Rumours rife over Clinton campaign

Last two US states hold Democratic primaries as Clinton camp denies she will concede.

Bill Clinton and Hillary Clinton
There is speculation that Clinton will drop out of the race after Tuesday's contests [AFP]
However The Associated Press news agency says Obama already has enough combined pledged delegates and superdelegates to clinch the nomination.
 
The AP’s tally includes delegates whose endorsements have not yet been publicly declared.
 
As voters went to the polls, AP also reported that Clinton, the New York senator, was to acknowledge after the primaries that Obama had won enough delegates for the nomination.
 

Clinton’s campaign on Tuesday swiftly denied the reports, with Terry McAuliffe, Clinton’s campaign manager, telling CNN the reports were “absolutely not” true.

 
AP later reported that Clinton had said in a conference call with other New York politicians that she was open to a vice-presidential nomination with Obama, one of the call’s participants told the news agency, if it was felt it would help the Democrats in the November presidential election.
 
But Maria Cardona, Clinton’s national campaign spokeswoman, told Al Jazeera both claims were untrue, and said the New York senator felt she owed it to her supporters “to fight until the very end”.
 
“She is not going to concede tonight … Obama does not have the numbers and until someone has that magic number she is going to continue to press her case,” she said.
 
Numbers crunch
 
The news came as Jimmy Carter, the former US president and a senior Democrat “superdelegate,” said on Tuesday that he would endorse Obama, a huge boost for the Illinois senator.
 
A total of 12 superdelegates have endorsed Obama on Tuesday.
 
Meanwhile, a total of 31 delegates are at stake in Montana and South Dakota. 
 
Results are expected from Montana sometime after 9pm local time (02:00 GMT) when polls close and from South Dakota, which covers two time zones, from after 7pm (00:00 GMT) and 8pm (01:00 GMT). 
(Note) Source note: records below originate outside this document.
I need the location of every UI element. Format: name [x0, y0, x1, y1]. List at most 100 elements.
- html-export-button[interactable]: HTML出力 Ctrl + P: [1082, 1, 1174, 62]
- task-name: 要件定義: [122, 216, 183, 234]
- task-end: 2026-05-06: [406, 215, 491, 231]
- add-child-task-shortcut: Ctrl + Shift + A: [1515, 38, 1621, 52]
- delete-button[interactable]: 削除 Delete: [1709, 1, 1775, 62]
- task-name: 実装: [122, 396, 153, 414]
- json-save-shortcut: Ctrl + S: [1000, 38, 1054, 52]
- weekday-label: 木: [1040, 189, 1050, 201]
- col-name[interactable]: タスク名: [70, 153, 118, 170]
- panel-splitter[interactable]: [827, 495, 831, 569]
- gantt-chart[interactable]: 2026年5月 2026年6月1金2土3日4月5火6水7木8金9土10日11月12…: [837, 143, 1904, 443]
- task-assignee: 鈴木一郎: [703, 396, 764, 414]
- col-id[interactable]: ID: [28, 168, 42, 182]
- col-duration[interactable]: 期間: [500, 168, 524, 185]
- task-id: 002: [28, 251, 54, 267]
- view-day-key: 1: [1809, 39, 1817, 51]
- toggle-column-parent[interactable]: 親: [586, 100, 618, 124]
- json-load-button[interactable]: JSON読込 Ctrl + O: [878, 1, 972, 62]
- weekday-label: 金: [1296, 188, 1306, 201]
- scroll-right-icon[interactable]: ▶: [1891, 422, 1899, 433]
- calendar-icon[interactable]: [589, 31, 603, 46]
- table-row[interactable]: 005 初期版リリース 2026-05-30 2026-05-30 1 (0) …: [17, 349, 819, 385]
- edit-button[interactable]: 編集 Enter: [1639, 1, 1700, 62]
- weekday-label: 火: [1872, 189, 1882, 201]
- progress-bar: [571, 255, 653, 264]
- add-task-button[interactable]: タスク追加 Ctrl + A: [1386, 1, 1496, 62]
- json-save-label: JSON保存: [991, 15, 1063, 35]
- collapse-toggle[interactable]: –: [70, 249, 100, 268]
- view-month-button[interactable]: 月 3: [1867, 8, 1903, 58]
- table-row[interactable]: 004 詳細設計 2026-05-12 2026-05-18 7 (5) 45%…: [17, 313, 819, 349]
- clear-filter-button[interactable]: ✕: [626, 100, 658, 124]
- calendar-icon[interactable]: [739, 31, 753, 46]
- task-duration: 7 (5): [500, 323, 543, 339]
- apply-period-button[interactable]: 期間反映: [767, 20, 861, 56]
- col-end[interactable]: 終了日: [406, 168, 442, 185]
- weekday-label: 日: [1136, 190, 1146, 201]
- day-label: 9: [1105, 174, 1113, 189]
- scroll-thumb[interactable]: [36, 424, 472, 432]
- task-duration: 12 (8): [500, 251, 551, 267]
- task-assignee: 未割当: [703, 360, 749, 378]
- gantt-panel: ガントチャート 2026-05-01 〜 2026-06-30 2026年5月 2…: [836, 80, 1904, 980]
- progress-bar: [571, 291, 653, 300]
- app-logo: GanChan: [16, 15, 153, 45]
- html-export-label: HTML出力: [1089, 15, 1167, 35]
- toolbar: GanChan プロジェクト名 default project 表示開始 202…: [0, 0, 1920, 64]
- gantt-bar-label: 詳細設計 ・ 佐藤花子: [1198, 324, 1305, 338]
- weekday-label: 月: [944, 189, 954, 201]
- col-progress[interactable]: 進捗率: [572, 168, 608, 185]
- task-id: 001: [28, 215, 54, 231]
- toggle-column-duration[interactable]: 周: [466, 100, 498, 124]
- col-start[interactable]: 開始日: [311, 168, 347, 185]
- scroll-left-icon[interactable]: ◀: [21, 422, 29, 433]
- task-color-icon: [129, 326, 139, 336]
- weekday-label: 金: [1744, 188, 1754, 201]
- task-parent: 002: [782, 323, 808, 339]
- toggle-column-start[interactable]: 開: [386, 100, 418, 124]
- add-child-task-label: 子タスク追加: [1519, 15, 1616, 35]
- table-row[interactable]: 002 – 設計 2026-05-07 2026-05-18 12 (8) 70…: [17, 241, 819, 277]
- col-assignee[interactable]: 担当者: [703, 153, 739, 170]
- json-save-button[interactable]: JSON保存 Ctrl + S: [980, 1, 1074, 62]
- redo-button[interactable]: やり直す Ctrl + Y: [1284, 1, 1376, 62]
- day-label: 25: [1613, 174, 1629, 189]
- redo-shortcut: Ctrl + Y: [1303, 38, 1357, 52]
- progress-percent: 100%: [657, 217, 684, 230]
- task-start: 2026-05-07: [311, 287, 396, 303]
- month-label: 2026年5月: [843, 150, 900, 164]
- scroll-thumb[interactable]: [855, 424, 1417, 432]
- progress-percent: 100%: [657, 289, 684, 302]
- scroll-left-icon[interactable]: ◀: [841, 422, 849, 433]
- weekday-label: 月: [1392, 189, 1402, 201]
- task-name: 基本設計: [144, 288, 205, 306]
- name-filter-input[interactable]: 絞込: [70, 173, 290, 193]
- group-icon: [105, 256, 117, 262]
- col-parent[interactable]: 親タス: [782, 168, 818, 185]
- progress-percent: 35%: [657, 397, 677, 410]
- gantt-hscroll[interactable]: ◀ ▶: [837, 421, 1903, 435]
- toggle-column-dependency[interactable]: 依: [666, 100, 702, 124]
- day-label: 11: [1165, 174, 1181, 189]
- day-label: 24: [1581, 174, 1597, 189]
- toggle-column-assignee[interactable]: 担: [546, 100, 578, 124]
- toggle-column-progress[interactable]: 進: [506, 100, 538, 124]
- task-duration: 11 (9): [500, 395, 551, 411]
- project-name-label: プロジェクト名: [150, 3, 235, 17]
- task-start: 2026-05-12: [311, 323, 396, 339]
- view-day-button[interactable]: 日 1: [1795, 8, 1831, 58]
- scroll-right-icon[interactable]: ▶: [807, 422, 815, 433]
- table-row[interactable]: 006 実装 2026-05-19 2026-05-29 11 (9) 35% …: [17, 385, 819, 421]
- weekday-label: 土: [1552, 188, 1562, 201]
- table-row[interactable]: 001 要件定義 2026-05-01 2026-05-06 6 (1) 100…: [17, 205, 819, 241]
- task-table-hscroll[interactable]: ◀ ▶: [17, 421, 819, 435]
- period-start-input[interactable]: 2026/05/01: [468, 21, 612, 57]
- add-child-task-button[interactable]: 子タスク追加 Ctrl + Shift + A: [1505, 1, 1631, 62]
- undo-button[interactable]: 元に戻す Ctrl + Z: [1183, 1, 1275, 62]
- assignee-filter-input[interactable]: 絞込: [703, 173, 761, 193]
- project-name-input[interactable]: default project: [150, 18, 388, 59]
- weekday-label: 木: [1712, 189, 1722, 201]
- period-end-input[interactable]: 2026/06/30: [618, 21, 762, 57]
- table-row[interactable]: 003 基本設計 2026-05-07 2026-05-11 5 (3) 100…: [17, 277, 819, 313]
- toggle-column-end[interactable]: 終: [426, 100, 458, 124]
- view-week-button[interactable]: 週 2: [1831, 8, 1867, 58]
About 180 superdelegates – senior party officials who can choose to back either candidate at August’s convention in the state of Denver – are still to declare their support.

However, many analysts feel that their endorsements could start to stream in once the state nominating contests are over, possibly clinching the contest for Obama.

On Tuesday, Obama also gained the endorsement of US representative James Clyburn, the highest ranking African-American in the US Congress.

 
Rob Reynolds, Al Jazeera’s Washington correspondent, said earlier on Tuesday that it does appear that, bit by bit, Obama is closing in on the Democrat nomination and by Tuesday evening, if he has enough superdelegates, he could well stand before a crowd in Montana and say he has won the nomination.
 
Clinton is due to head back to her senate seat of New York for an event on Tuesday evening, prompting speculation that she was planning to end her campaign.

Bill Clinton, her husband and former US president, also sounded as though the campaign was winding down when he spoke to voters in South Dakota.

“This may be the last day I’m ever involved in a campaign of this kind,” he said. But the former first lady said that Tuesday marked “the beginning of a new phase of the campaign”.